The Seed of Life memorial site is a 45-foot-wide placemaking design. Our team’s extensive individual and collective interdisciplinary expertise is being leveraged to create a place encompassing the highest artistic standards. The team will use a four-tiered design model that involves mosaic art, creative writing, architectural design, and community engagement to make this happen.

The first tier will incorporate a 36-foot-wide comfortable “Unity Bench,” a low six-foot diameter “Unity Table” with an embedded time capsule, a backdrop of three ginkgo trees, and a sacred geometry in the hardscape design.

The first tier of design includes nine metal vertical Pillars of Remembrance standing ornaments that memorialize the victims and our united memory of them. The victims’ names will be backlit and inscribed on the side of each pillar, along with accenting lights on the front top half of each pillar, representing each victim’s eternal life force.

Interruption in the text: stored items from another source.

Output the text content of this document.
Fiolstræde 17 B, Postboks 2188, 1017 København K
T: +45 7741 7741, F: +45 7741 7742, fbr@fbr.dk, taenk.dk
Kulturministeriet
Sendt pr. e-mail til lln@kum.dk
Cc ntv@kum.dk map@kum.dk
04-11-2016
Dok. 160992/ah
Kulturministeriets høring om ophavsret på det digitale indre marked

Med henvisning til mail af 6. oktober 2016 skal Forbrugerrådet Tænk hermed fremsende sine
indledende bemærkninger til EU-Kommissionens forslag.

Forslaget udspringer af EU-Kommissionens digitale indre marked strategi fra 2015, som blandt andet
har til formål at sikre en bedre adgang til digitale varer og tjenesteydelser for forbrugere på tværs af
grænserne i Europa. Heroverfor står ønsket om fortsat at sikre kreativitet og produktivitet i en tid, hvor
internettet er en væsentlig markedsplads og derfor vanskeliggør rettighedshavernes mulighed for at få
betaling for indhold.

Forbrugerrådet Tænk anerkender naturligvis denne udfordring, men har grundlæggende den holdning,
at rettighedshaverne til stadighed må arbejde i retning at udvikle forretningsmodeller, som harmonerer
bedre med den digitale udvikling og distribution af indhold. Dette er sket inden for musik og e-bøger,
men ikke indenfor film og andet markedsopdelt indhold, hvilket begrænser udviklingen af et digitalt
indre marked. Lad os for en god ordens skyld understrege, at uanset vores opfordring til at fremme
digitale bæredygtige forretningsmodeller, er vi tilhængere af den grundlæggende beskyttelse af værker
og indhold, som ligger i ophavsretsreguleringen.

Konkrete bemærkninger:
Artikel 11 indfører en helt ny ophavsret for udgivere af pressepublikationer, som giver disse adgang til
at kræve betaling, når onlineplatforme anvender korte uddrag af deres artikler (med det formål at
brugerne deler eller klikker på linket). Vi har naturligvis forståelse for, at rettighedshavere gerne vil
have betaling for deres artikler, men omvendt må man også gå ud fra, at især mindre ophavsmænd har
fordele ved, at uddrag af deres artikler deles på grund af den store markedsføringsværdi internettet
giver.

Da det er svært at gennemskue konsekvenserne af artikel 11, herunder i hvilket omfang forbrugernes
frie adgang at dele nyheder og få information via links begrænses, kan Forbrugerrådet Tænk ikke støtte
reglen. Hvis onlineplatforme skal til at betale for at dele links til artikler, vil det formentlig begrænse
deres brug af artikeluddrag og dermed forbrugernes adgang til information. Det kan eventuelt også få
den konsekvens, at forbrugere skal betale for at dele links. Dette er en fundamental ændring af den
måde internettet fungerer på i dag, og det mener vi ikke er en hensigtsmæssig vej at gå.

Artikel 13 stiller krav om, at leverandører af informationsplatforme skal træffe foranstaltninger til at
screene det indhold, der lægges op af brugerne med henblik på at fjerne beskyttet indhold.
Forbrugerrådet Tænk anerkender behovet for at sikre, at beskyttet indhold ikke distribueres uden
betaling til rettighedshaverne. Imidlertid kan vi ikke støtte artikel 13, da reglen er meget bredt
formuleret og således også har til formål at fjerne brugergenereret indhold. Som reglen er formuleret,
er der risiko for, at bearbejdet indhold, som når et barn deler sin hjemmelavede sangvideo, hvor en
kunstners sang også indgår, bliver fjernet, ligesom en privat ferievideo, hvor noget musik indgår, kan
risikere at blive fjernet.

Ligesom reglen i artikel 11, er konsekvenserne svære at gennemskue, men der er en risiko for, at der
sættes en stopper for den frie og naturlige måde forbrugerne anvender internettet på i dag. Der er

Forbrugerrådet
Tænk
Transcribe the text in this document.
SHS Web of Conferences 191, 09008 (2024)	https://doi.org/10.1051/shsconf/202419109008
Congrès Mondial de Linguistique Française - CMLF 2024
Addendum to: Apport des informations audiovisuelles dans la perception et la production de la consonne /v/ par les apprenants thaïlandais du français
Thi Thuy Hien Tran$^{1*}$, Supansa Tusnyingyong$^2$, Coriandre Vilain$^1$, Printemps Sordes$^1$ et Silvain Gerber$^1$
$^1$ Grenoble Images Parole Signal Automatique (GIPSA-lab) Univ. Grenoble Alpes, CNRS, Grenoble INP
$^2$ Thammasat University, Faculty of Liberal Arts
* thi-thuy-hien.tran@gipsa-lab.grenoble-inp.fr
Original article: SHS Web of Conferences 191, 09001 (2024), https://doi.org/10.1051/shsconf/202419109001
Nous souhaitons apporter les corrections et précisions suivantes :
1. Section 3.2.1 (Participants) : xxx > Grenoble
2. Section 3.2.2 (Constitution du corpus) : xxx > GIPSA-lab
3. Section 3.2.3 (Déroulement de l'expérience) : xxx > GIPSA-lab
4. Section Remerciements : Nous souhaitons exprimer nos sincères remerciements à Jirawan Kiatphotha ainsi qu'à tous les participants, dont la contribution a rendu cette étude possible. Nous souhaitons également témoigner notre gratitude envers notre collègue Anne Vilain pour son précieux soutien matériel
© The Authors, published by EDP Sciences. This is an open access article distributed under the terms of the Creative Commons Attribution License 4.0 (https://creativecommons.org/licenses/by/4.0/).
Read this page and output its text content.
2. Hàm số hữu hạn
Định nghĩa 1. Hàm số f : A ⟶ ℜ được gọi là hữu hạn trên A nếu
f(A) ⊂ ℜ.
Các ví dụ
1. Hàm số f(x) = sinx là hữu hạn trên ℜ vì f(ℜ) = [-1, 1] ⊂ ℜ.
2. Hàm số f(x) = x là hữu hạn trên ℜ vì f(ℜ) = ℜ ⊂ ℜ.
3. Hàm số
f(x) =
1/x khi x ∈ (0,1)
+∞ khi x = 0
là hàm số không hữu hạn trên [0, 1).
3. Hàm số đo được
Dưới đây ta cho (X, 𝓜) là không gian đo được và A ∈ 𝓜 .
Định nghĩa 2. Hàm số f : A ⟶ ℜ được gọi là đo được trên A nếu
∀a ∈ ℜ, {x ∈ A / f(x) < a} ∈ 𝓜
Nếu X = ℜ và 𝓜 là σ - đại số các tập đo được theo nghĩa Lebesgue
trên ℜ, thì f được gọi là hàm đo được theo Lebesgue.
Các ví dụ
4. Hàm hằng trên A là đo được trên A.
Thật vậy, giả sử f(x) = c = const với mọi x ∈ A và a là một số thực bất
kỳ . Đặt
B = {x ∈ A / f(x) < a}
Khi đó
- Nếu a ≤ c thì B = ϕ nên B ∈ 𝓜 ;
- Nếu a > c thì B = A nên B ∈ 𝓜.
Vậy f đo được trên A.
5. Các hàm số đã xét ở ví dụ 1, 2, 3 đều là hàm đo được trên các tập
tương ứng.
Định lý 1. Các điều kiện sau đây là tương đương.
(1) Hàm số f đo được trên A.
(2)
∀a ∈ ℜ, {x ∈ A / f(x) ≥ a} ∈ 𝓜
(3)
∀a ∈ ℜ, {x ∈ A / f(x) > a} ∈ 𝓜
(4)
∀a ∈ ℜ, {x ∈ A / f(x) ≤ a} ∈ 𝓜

Each pillar will have individualized mosaics on the front and rear faces with input from the families. One side of all pillars will be lavender, and the other side will be light yellow, creating two different moving views as people walk by.

The illumination of the victims, survivors, Oregon District, City of Dayton, and supporters will be celebrated in a spirit-lifting original tribute Pillar of Remembrance Poem that will be placed next to the pillars. Behind the pillars will be three yellow Princeton Sentry Ginkgo trees. The existing wall attached to the landscaping and pillar area will be transformed into a mosaic Unity Bench. The ground space will be covered with mosaic art, including a few small monochromatic designs and a sacred geometry design.